“Death is always on the way, but the fact that you don’t know when it will arrive seems to take away from the finiteness of life. It’s that terrible precision that we hate so much. But because we don’t know, we get to think of life as an inexhaustible well. Yet everything happens a certain number of times, and a very small number, really. How many more times will you remember a certain afternoon of your childhood, some afternoon that’s so deeply a part of your being that you can’t even conceive of your life without it? Perhaps four or five times more. Perhaps not even. How many more times will you watch the full moon rise? Perhaps twenty. And yet it all seems limitless.”
~Paul Bowles, passage taken from ‘The Sheltering Sky’
When I took this photo back in late October, I distinctly remember that autumn had departed suddenly. Almost in an instant, gone were the red leaves and gossamer. The magnificent golden strands of light which occur only for a few weeks prior to the winter solstice were now but a faded memory. And winter, that wretched season of a single color, was being ushered in by a sly north wind moving purposefully through the switchgrass.
Standing in the light of the last full moon of autumn, I guess I honestly expected to feel a sense of sadness; saying goodbye to autumn has never been easy.

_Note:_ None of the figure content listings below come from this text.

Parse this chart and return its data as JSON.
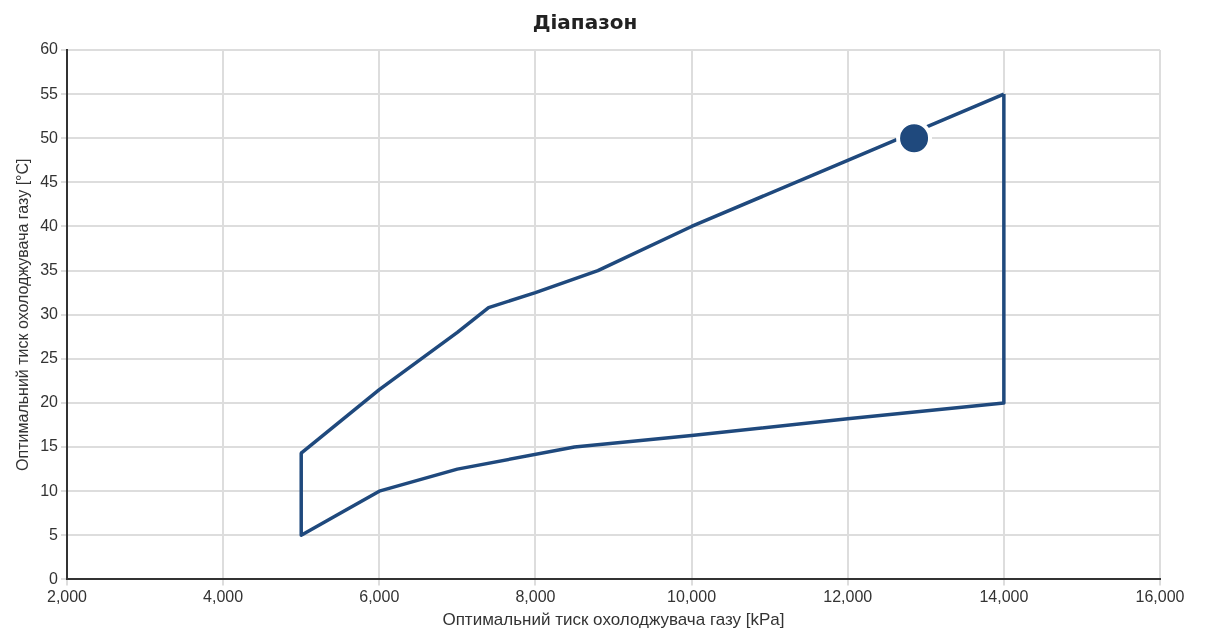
{
  "chart_data": {
    "type": "line",
    "title": "Діапазон",
    "xlabel": "Оптимальний тиск охолоджувача газу [kPa]",
    "ylabel": "Оптимальний тиск охолоджувача газу [°C]",
    "series": [
      {
        "color": "#1f497d",
        "x": [
          5000,
          5000,
          6000,
          7000,
          8500,
          10000,
          12000,
          14000,
          14000
        ],
        "values": [
          14.3,
          5,
          10,
          12.5,
          15,
          16.3,
          18.2,
          20,
          55
        ]
      },
      {
        "color": "#1f497d",
        "x": [
          5000,
          6000,
          7000,
          7400,
          8000,
          8800,
          10000,
          12000,
          14000
        ],
        "values": [
          14.3,
          21.5,
          28,
          30.8,
          32.5,
          35,
          40,
          47.5,
          55
        ]
      },
      {
        "type": "scatter",
        "color": "#1f497d",
        "marker": "circle",
        "x": [
          12850
        ],
        "values": [
          50
        ]
      }
    ],
    "xlim": [
      2000,
      16000
    ],
    "xticks": [
      {
        "value": 2000,
        "label": "2,000"
      },
      {
        "value": 4000,
        "label": "4,000"
      },
      {
        "value": 6000,
        "label": "6,000"
      },
      {
        "value": 8000,
        "label": "8,000"
      },
      {
        "value": 10000,
        "label": "10,000"
      },
      {
        "value": 12000,
        "label": "12,000"
      },
      {
        "value": 14000,
        "label": "14,000"
      },
      {
        "value": 16000,
        "label": "16,000"
      }
    ],
    "ylim": [
      0,
      60
    ],
    "yticks": [
      0,
      5,
      10,
      15,
      20,
      25,
      30,
      35,
      40,
      45,
      50,
      55,
      60
    ],
    "grid": true,
    "legend": false
  }
}
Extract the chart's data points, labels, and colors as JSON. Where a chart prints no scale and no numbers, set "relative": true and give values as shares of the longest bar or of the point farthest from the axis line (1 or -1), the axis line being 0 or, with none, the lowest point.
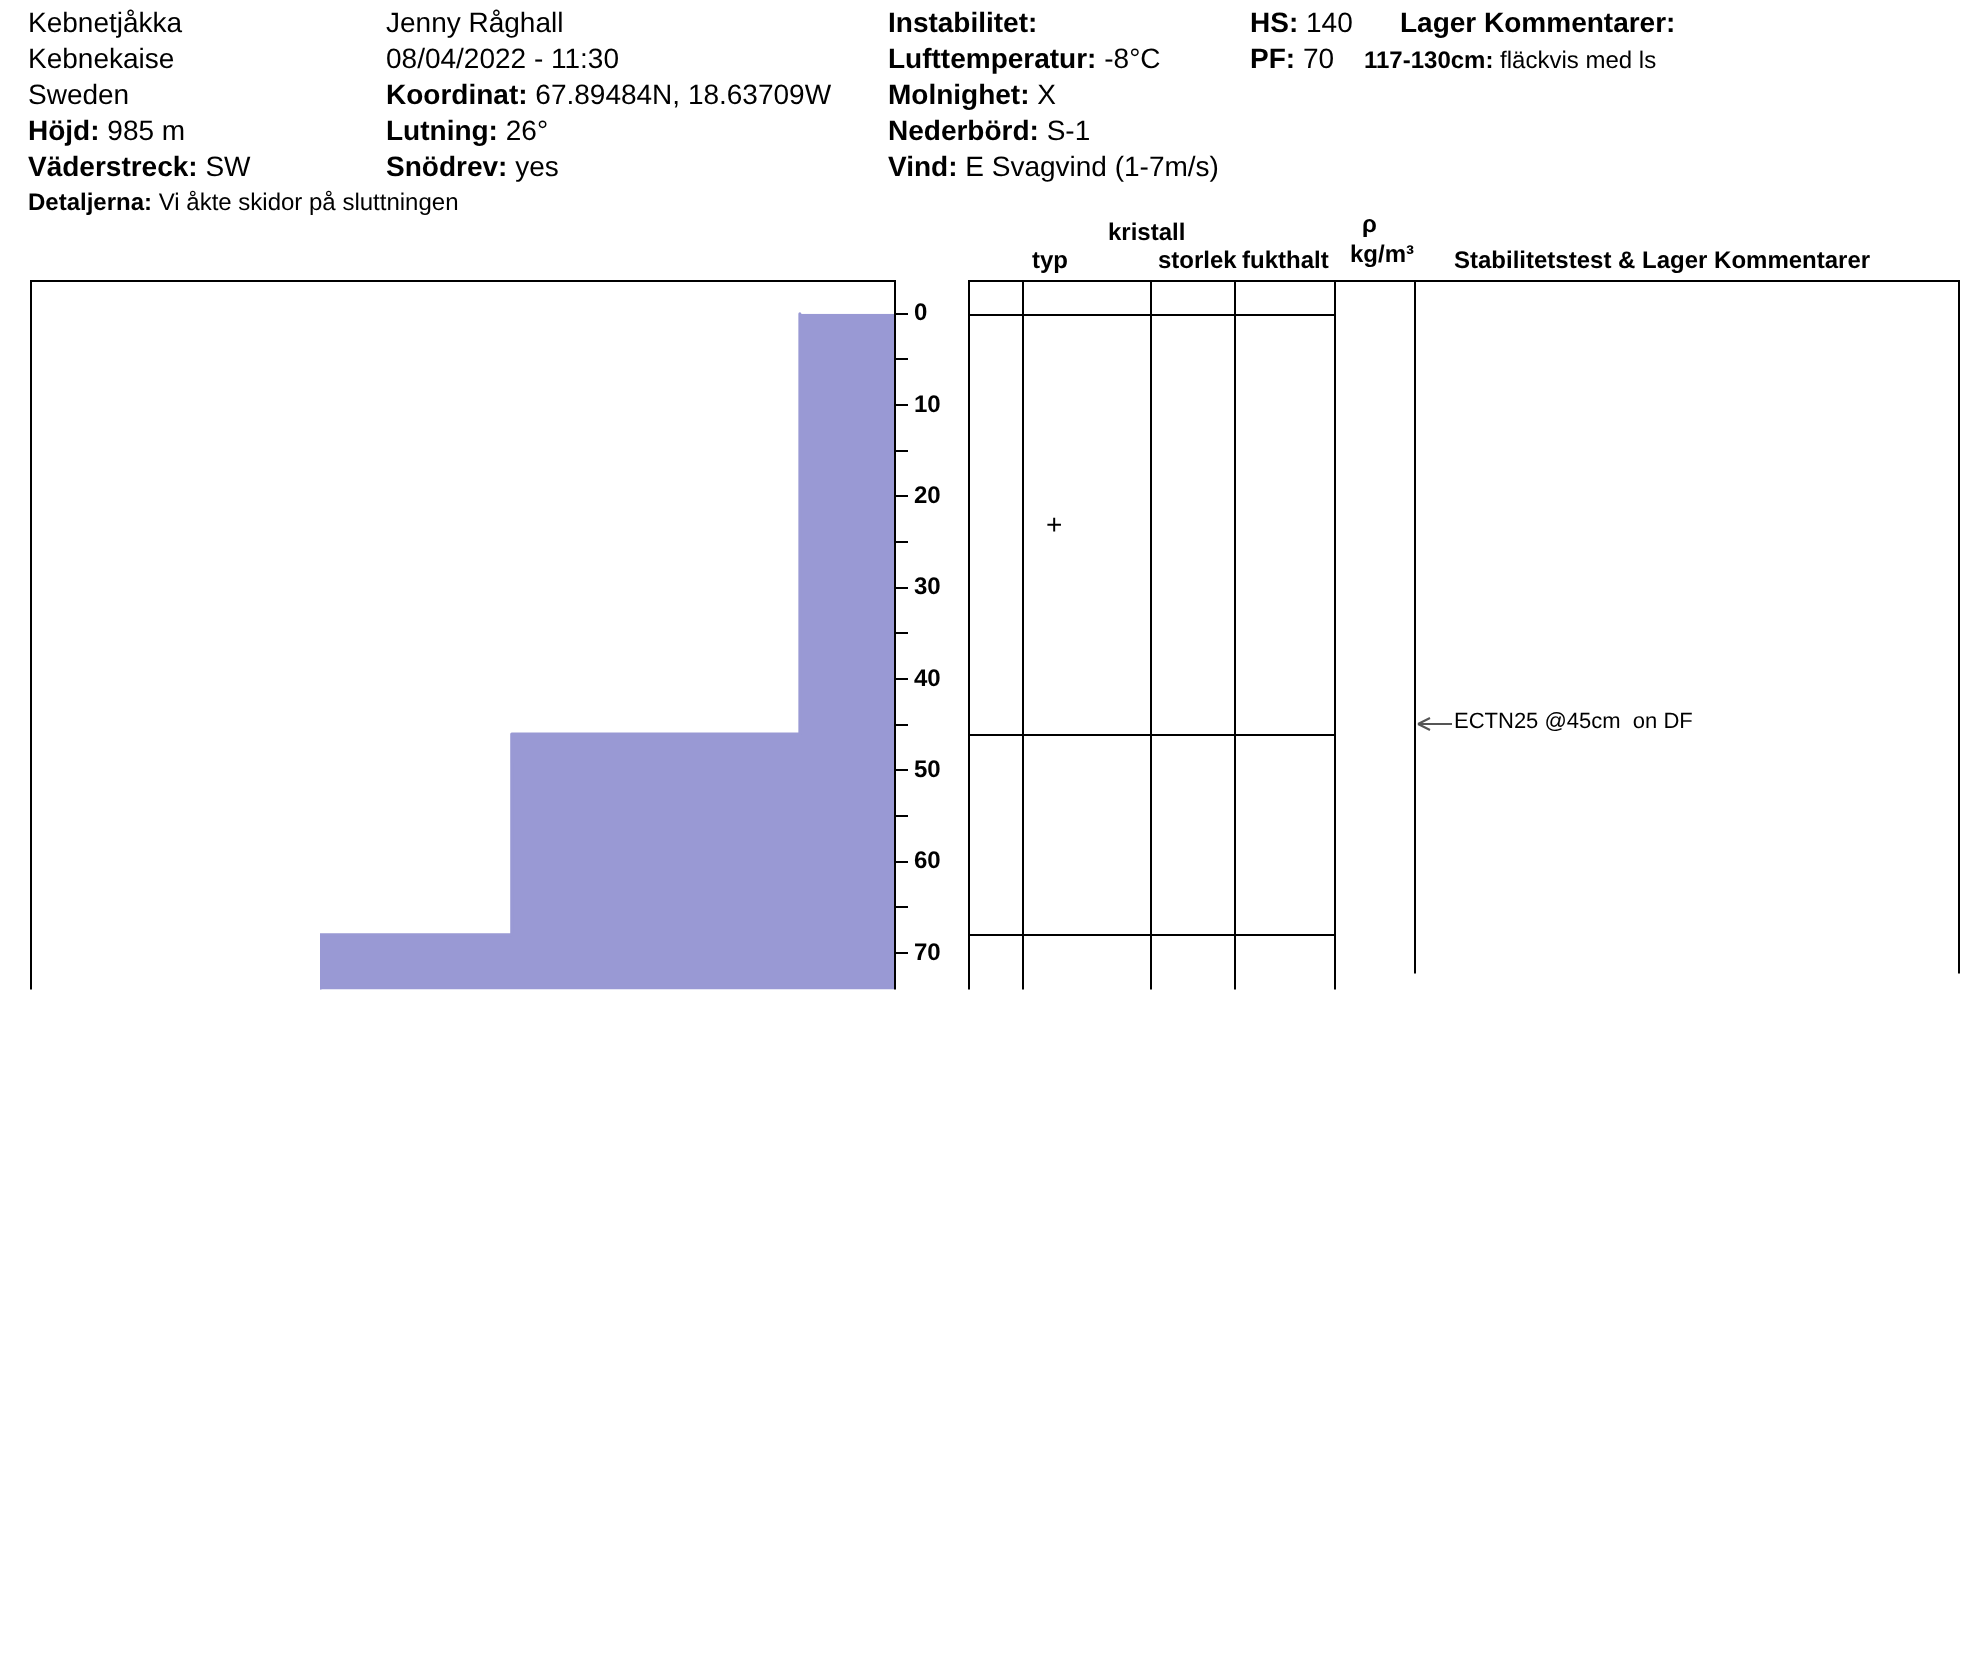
{
  "chart_data": {
    "type": "area",
    "orientation": "horizontal",
    "relative": true,
    "color": "#9999d4",
    "x": [
      0,
      46,
      46,
      68,
      68,
      74
    ],
    "values": [
      -0.164,
      -0.164,
      -0.666,
      -0.666,
      -1,
      -1
    ],
    "ylim": [
      74,
      -3.7
    ],
    "yticks": [
      0,
      {
        "value": 5,
        "label": null
      },
      10,
      {
        "value": 15,
        "label": null
      },
      20,
      {
        "value": 25,
        "label": null
      },
      30,
      {
        "value": 35,
        "label": null
      },
      40,
      {
        "value": 45,
        "label": null
      },
      50,
      {
        "value": 55,
        "label": null
      },
      60,
      {
        "value": 65,
        "label": null
      },
      70
    ],
    "tick_labels": "y",
    "grid": false,
    "legend": false,
    "annotations": [
      "Kebnetjåkka",
      "Kebnekaise",
      "Sweden",
      "Höjd: 985 m",
      "Väderstreck: SW",
      "Detaljerna: Vi åkte skidor på sluttningen",
      "Jenny Råghall",
      "08/04/2022 - 11:30",
      "Koordinat: 67.89484N, 18.63709W",
      "Lutning: 26°",
      "Snödrev: yes",
      "Instabilitet:",
      "Lufttemperatur: -8°C",
      "Molnighet: X",
      "Nederbörd: S-1",
      "Vind: E Svagvind (1-7m/s)",
      "HS: 140",
      "PF: 70",
      "Lager Kommentarer:",
      "117-130cm: fläckvis med ls",
      "kristall",
      "typ",
      "storlek",
      "fukthalt",
      "ρ",
      "kg/m³",
      "Stabilitetstest & Lager Kommentarer",
      "+",
      "ECTN25 @45cm  on DF"
    ]
  }
}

But what I didn’t expect to experience on this night was the profound sense of the brevity of this existence. With the realization that more autumns are behind than lie ahead, there stirs in my heart a quiet–and very real–pain.
How could I have squandered so many sunsets? How many times have I neglected the turning of the leaves? How many times have I lounged beneath the covers as the sunrise set ablaze the morning sky?
And how many more opportunities will I have to watch the full moon rise?